I gathered up the file and took it back to the phone. The earliest letter I had from Mutual Friendly was dated April 3rd.
"That would be the Policy Schedules."
It was. I had copies of the Policy Schedules, an initial valuation of the bond and several pages entitled "Your right to change your mind".
"Your right to change your mind?"
"Yes."
"That would have accompanied the cancellation form."
I looked again. The pages weren't dated. It was just four pages of information and disclaimers. I remember glancing through it when it arrived. But I couldn't remember if it had come with a cancellation form or by itself or with another letter.
Neither could I remember when it came - I'd binned the envelope - and filed the contents with all the other bond correspondence.
"You don't remember receiving the cancellation form?"
I didn't. But neither could I be certain that I hadn't.
My eyes drifted down the page in front of me. Your right to change your mind. You have fourteen days from the day you receive this notice in which to change your mind.
So, someone had exercised that right. And, from what Andy now told me, used the proper cancellation form as well. It wasn't just someone finding out our policy number and forging a letter. It was someone taking possession of a document posted to us.
Or making sure it was never sent in the first place?
Which reinforced my inside job theory. They had the bond details, the cancellation form and fourteen days to set up false bank accounts and a new address. Maybe using an accomplice, maybe one person taking a holiday and flitting around Europe. It all fitted.

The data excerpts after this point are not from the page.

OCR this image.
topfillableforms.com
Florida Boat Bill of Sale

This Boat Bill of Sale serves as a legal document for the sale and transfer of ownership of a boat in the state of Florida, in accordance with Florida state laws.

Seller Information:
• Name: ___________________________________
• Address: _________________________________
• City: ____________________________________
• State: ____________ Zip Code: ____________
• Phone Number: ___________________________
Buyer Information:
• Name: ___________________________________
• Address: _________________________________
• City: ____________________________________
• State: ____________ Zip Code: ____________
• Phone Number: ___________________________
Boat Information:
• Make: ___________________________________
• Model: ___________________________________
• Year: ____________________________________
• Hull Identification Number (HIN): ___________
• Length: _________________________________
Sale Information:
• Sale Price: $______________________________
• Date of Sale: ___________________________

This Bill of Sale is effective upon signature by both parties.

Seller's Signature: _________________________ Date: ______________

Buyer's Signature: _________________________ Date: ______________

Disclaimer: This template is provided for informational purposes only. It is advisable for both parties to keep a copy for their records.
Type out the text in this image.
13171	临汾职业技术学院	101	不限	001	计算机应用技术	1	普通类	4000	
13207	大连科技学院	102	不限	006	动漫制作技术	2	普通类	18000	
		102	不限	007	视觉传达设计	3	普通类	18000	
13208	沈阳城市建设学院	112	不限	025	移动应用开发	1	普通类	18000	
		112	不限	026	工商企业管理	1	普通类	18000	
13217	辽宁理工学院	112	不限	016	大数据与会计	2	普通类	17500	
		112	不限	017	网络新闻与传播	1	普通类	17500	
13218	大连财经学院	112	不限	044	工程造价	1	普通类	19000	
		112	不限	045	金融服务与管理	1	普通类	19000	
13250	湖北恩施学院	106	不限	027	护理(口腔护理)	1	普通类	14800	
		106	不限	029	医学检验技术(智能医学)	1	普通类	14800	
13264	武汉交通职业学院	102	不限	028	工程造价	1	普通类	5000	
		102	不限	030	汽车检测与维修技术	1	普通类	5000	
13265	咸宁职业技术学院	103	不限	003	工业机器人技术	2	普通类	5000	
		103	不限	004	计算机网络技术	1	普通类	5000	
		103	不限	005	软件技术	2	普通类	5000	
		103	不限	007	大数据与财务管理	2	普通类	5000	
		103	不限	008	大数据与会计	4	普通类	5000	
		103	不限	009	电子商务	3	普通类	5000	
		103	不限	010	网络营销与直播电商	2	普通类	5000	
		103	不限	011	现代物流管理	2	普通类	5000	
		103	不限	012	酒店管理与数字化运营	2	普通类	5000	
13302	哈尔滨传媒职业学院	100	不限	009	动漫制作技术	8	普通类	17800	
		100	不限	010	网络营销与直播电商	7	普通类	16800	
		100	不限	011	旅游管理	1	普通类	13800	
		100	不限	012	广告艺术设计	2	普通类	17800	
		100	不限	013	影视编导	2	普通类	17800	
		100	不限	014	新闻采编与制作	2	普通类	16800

But not according to Andy. He'd spent the entire weekend in Dublin. Apparently he'd flown over an hour or two after my call on Friday and spent the weekend reviewing the files. He was confident there had been no breach of security at the Dublin office.
Well, he would say that, wouldn't he? He was internal security, and the further he could push the crime away from Mutual Friendly the better.

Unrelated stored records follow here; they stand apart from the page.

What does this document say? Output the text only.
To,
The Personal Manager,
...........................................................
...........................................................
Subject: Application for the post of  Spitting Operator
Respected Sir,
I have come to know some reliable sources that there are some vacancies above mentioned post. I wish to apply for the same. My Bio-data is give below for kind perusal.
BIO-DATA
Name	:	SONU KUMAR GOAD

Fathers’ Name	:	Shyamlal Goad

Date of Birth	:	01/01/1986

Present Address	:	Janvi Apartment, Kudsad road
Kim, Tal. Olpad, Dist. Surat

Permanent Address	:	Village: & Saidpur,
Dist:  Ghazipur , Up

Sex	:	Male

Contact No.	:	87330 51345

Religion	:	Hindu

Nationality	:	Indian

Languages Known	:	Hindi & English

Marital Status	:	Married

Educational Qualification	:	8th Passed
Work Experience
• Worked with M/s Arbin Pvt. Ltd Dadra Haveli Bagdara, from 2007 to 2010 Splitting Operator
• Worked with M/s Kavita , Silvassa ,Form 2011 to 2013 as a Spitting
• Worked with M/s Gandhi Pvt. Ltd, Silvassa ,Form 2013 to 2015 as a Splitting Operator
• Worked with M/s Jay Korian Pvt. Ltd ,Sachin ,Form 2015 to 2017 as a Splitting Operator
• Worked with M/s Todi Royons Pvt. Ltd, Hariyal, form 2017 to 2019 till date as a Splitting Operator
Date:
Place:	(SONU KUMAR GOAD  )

I was not convinced. If it wasn't organised from Dublin, how did they know about the existence of the bond, the cancellation form and everything else?
And I was far from convinced about Elaine Varley's part in all this. It was her name on the letter trying to make me hand over the originals. It might not have been her signature but that didn't mean she couldn't have found someone else to sign her name.